Someone working on a new oil extraction technology or an inherently safe nuke plant...well they get no subsidies and have to fight the headwind of regulation.  It gets worse because of the David Gregory factor. If you are connected the laws can simply be waived. If you're not a major Democrat donor or a member of a favored organization....those regs actually apply.

It should be mentioned that the late George McGovern, who I rarely agreed with but always respected, had a similar revelation after he left congress. He tried to start a Bed and Breakfast after he retired but discovered that the mass of regulations, many of which he had fought for in Congress made it untenable. This is why it's important to have people with actual business experience (preferably small business) in government. To recognize when these regulations go off the rails.

The Schandenfruede of seeing someone like Yglesias inconvenienced by the sort of thing he has long advocated is certainly amusing.
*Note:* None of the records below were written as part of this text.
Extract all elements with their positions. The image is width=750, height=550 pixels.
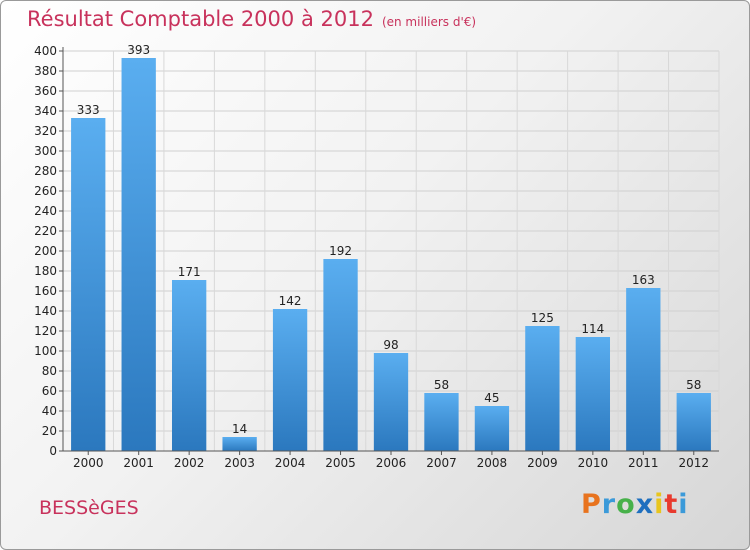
bar-value-label: 192 (329, 244, 352, 258)
y-tick-label: 340 (34, 104, 57, 118)
bar-value-label: 98 (383, 338, 398, 352)
y-tick-label: 160 (34, 284, 57, 298)
logo-letter: i (678, 489, 689, 520)
bar (626, 288, 661, 451)
bar-value-label: 333 (77, 103, 100, 117)
x-tick-label: 2002 (174, 456, 205, 470)
y-tick-label: 60 (42, 384, 57, 398)
x-tick-label: 2008 (477, 456, 508, 470)
bar (373, 353, 409, 451)
bar (474, 406, 510, 451)
logo-letter: o (616, 489, 636, 520)
y-tick-label: 40 (42, 404, 57, 418)
bar (222, 437, 257, 451)
x-tick-label: 2003 (224, 456, 255, 470)
y-tick-label: 100 (34, 344, 57, 358)
bar-value-label: 393 (127, 43, 150, 57)
bars: 333 393 171 14 142 192 98 58 45 125 114 163 58 (71, 43, 711, 451)
y-tick-label: 0 (49, 444, 57, 458)
x-tick-label: 2006 (376, 456, 407, 470)
bar (525, 326, 560, 451)
bar (272, 309, 308, 451)
x-tick-label: 2007 (426, 456, 457, 470)
bar-value-label: 45 (484, 391, 499, 405)
x-tick-label: 2012 (678, 456, 709, 470)
logo-letter: x (635, 489, 655, 520)
x-tick-label: 2010 (578, 456, 609, 470)
bar-value-label: 125 (531, 311, 554, 325)
page-title: Résultat Comptable 2000 à 2012 (en millie… (27, 7, 476, 31)
bar-value-label: 58 (434, 378, 449, 392)
x-tick-label: 2004 (275, 456, 306, 470)
bar (575, 337, 611, 451)
logo-letter: i (654, 489, 665, 520)
proxiti-logo: Proxiti (581, 489, 689, 520)
town-name: BESSèGES (39, 497, 139, 519)
bar (676, 393, 711, 451)
y-tick-label: 320 (34, 124, 57, 138)
logo-letter: t (664, 489, 679, 520)
x-tick-label: 2001 (123, 456, 154, 470)
y-tick-label: 300 (34, 144, 57, 158)
y-tick-label: 260 (34, 184, 57, 198)
bar-value-label: 114 (581, 322, 604, 336)
x-tick-label: 2009 (527, 456, 558, 470)
y-tick-label: 380 (34, 64, 57, 78)
bar (323, 259, 358, 451)
bar (171, 280, 207, 451)
y-tick-label: 140 (34, 304, 57, 318)
bar (71, 118, 106, 451)
x-tick-label: 2005 (325, 456, 356, 470)
y-tick-label: 400 (34, 44, 57, 58)
y-tick-label: 360 (34, 84, 57, 98)
x-tick-label: 2011 (628, 456, 659, 470)
bar (121, 58, 156, 451)
bar-value-label: 14 (232, 422, 247, 436)
chart-subtitle: (en milliers d'€) (381, 15, 477, 29)
axes: 0 20 40 60 80 100 120 140 160 180 200 220 240 260 280 3… (34, 44, 719, 470)
logo-letter: r (601, 489, 617, 520)
y-tick-label: 220 (34, 224, 57, 238)
bar-value-label: 58 (686, 378, 701, 392)
bar (424, 393, 459, 451)
logo-letter: P (581, 489, 602, 520)
y-tick-label: 80 (42, 364, 57, 378)
y-tick-label: 180 (34, 264, 57, 278)
y-tick-label: 200 (34, 244, 57, 258)
bar-value-label: 171 (178, 265, 201, 279)
bar-value-label: 142 (279, 294, 302, 308)
chart-title: Résultat Comptable 2000 à 2012 (27, 7, 374, 31)
y-tick-label: 120 (34, 324, 57, 338)
x-tick-label: 2000 (73, 456, 104, 470)
bar-value-label: 163 (632, 273, 655, 287)
y-tick-label: 240 (34, 204, 57, 218)
y-tick-label: 280 (34, 164, 57, 178)
y-tick-label: 20 (42, 424, 57, 438)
However, as he himself notes for people who are not as well off as him or have the easy hours of the hipster douche lifestyle this sort of thing is far from funny. It's an impregnable wall between them and the American dream.

And that's not funny...it's a tragedy.

Posted by: The Brickmuppet at 03:24 PM | Comments (4) | Add Comment
Post contains 817 words, total size 6 kb.
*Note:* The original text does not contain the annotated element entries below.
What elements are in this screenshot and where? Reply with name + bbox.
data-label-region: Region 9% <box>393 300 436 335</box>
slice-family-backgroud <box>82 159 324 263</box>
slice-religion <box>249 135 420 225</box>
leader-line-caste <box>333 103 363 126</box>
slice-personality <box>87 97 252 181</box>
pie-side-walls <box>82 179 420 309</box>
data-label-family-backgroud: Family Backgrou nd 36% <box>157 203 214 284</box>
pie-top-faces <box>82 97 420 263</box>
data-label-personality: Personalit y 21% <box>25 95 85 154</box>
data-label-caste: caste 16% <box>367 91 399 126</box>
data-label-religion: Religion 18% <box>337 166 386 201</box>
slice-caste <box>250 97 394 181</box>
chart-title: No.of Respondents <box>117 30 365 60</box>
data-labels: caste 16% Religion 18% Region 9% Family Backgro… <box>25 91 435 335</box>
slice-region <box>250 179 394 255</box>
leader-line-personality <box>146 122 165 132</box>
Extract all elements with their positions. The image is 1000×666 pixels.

I think that Mr. Yglesias has had his first contact with liberal hell:


Of course, being a member of the ruling class unlike the rest of us he could probably found a connection to "take care of it."

Posted by: J Carlton at Mon Feb 4 22:16:28 2013 (i0RQw)
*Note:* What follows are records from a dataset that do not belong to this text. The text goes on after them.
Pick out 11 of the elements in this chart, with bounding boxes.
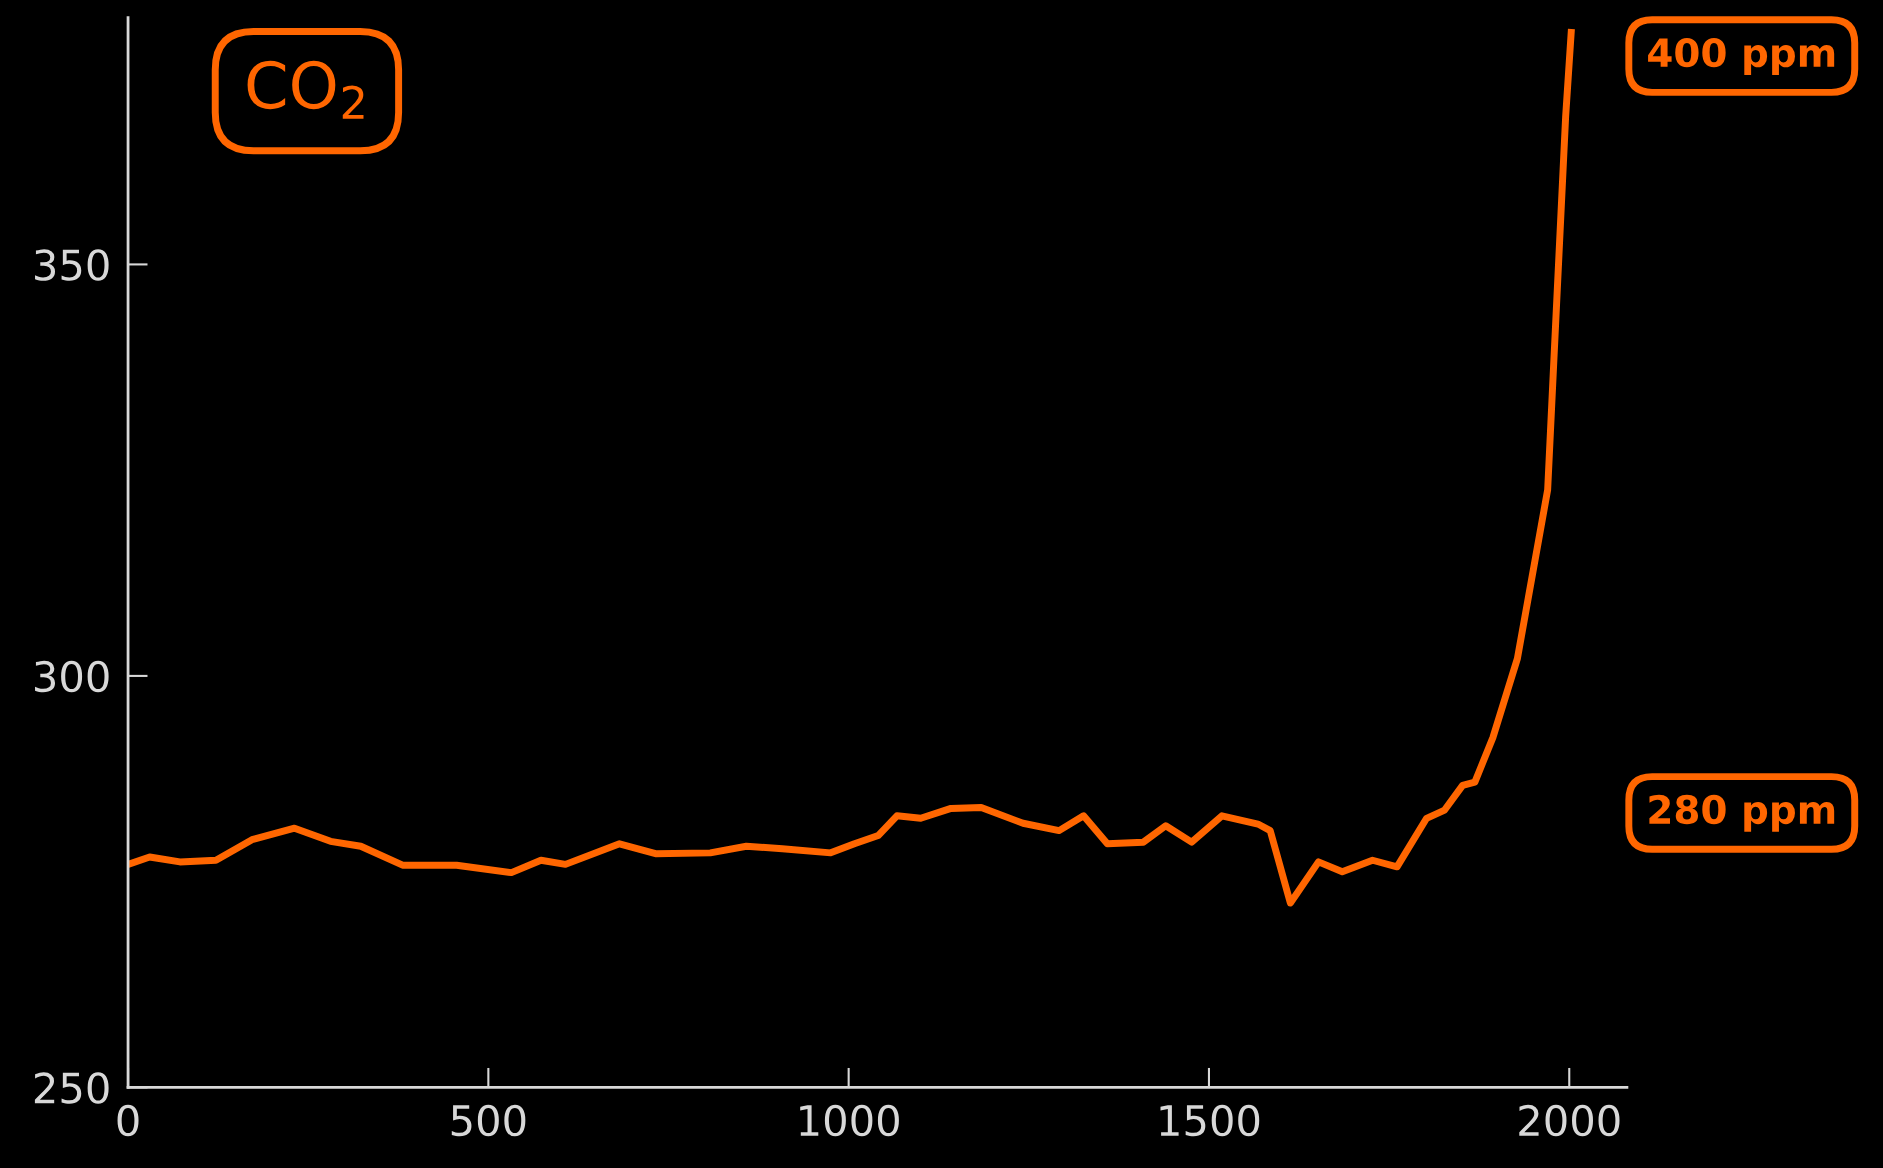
x-tick-label: 0	[117, 1104, 139, 1137]
y-tick-label: 250	[34, 1072, 109, 1104]
y-tick-label: 300	[35, 660, 109, 693]
x-tick-label: 2000	[1519, 1104, 1620, 1137]
annotation: CO$_{2}$	[247, 60, 364, 119]
y-tick-label: 350	[35, 249, 109, 281]
x-tick-label: 1500	[1160, 1104, 1260, 1137]
x-tick-label: 1000	[800, 1104, 899, 1137]
x-tick-label: 500	[451, 1104, 526, 1137]
text: 400 ppm	[1648, 37, 1835, 75]
text: 280 ppm	[1649, 794, 1835, 832]
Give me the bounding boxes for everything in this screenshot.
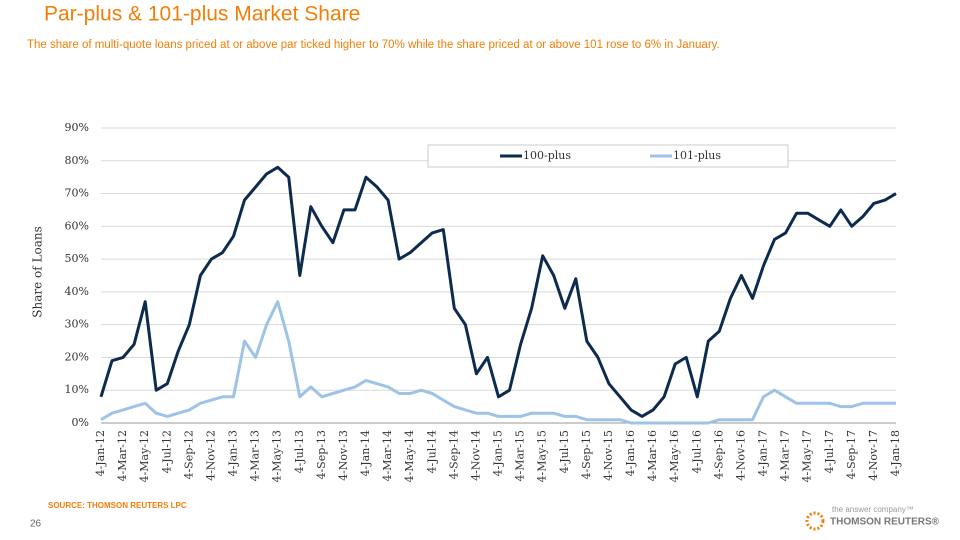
x-tick-label: 4-Jan-12 — [94, 430, 107, 476]
x-tick-label: 4-Nov-15 — [602, 430, 615, 481]
x-tick-label: 4-Jan-15 — [492, 430, 505, 476]
y-tick-label: 20% — [65, 350, 89, 363]
legend-box — [427, 144, 789, 168]
x-tick-label: 4-Jan-17 — [757, 430, 770, 476]
y-tick-label: 50% — [65, 252, 89, 265]
brand-logo — [805, 511, 825, 531]
x-tick-label: 4-Mar-16 — [646, 430, 659, 482]
x-tick-label: 4-May-14 — [403, 430, 416, 482]
x-tick-label: 4-Sep-15 — [580, 430, 593, 480]
x-tick-label: 4-Sep-14 — [447, 430, 460, 480]
x-tick-label: 4-Sep-13 — [315, 430, 328, 480]
series-line — [100, 300, 896, 425]
x-tick-label: 4-Jul-14 — [425, 430, 438, 473]
x-tick-label: 4-Jan-18 — [889, 430, 902, 476]
x-tick-label: 4-Nov-17 — [867, 430, 880, 481]
x-tick-label: 4-May-15 — [536, 430, 549, 482]
y-tick-label: 80% — [65, 154, 89, 167]
legend-label: 101-plus — [673, 149, 721, 162]
source-note: SOURCE: THOMSON REUTERS LPC — [48, 501, 187, 510]
x-tick-label: 4-Sep-12 — [182, 430, 195, 480]
x-tick-label: 4-Sep-17 — [845, 430, 858, 480]
slide-subtitle: The share of multi-quote loans priced at… — [27, 39, 720, 51]
y-tick-label: 0% — [72, 416, 89, 429]
x-tick-label: 4-Mar-12 — [116, 430, 129, 482]
x-tick-label: 4-Mar-17 — [779, 430, 792, 482]
x-tick-label: 4-Nov-16 — [734, 430, 747, 481]
x-tick-label: 4-Jul-15 — [558, 430, 571, 473]
x-tick-label: 4-Mar-13 — [249, 430, 262, 482]
x-tick-label: 4-Jul-17 — [823, 430, 836, 473]
slide-title: Par-plus & 101-plus Market Share — [44, 3, 360, 26]
y-tick-label: 60% — [65, 219, 89, 232]
x-tick-label: 4-Sep-16 — [712, 430, 725, 480]
y-tick-label: 10% — [65, 383, 89, 396]
x-tick-label: 4-May-12 — [138, 430, 151, 482]
x-tick-label: 4-May-16 — [668, 430, 681, 482]
x-tick-label: 4-Mar-15 — [514, 430, 527, 482]
legend-label: 100-plus — [523, 149, 571, 162]
series-line — [99, 165, 897, 418]
y-tick-label: 90% — [65, 121, 89, 134]
x-tick-label: 4-Jan-16 — [624, 430, 637, 476]
x-tick-label: 4-Mar-14 — [381, 430, 394, 482]
x-tick-label: 4-Nov-13 — [337, 430, 350, 481]
x-tick-label: 4-Nov-14 — [469, 430, 482, 481]
page-number: 26 — [30, 519, 42, 530]
x-tick-label: 4-Nov-12 — [204, 430, 217, 481]
x-tick-label: 4-Jul-16 — [690, 430, 703, 473]
x-tick-label: 4-Jul-13 — [293, 430, 306, 473]
x-tick-label: 4-Jan-13 — [227, 430, 240, 476]
brand-name: THOMSON REUTERS® — [830, 517, 940, 528]
y-tick-label: 40% — [65, 285, 89, 298]
x-tick-label: 4-Jul-12 — [160, 430, 173, 473]
y-tick-label: 30% — [65, 318, 89, 331]
x-tick-label: 4-May-13 — [271, 430, 284, 482]
brand-tagline: the answer company™ — [832, 505, 914, 514]
y-axis-label: Share of Loans — [31, 226, 45, 317]
y-tick-label: 70% — [65, 187, 89, 200]
x-tick-label: 4-Jan-14 — [359, 430, 372, 476]
x-tick-label: 4-May-17 — [801, 430, 814, 482]
plot-area: 0% 10% 20% 30% 40% 50% 60% 70% 80% 90% 4-Jan-12 4-M… — [65, 121, 902, 482]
 Jerry Pournelle's page had this little comment on his mail section a while back, which I thought was appropropriate.

Important comment:
"on the end of entrepreneurship

Being a founder of a startup here in silicon valley, I can comment on Spengler's essay. In the EDA business (Electronic Design Automation) everyone expects to get bought by one of the large EDA companies. No one expects to go IPO. Why? All of those wonderful laws the democrats passed after the fake energy crisis. Once you pass the small business threshold and enter big business, the cost of doing business goes up prohibitively. Further, the extra burdens placed on IPO's in the last 10 years, make it much harder to go public. The net result is we all (if we are lucky) join the collective. We get paid for our stock or get new company stock, stay the minimum required time and leave. Those of us with the energy, do it all over again. The unintended consequence is we build bigger and fewer large companies. Just what the democrats like. As Amity Shlaes pointed out in "The Forgotten Man", bigger companies act more like the government and are easier to manipulate. Resistance is futile."
The Spengler column:
the big problem right now is that we need 100 Facebook IPO's a year right now just to make good on the recession and we are not going to get them.

Posted by: J Carlton at Mon Feb 4 22:29:32 2013 (i0RQw)

3 J Carlton. Thank you for that comment and the links! You very succinctly conveyed what I was trying to.

Posted by: The Brickmuppet at Wed Feb 6 15:42:08 2013 (vp6an)

4 Your welcome.  Ever since I was "restructured" out of a job, I've had a fair amount of time to catch up on reading stuff like this.  It beats running around and looking at all the "for rent" signs.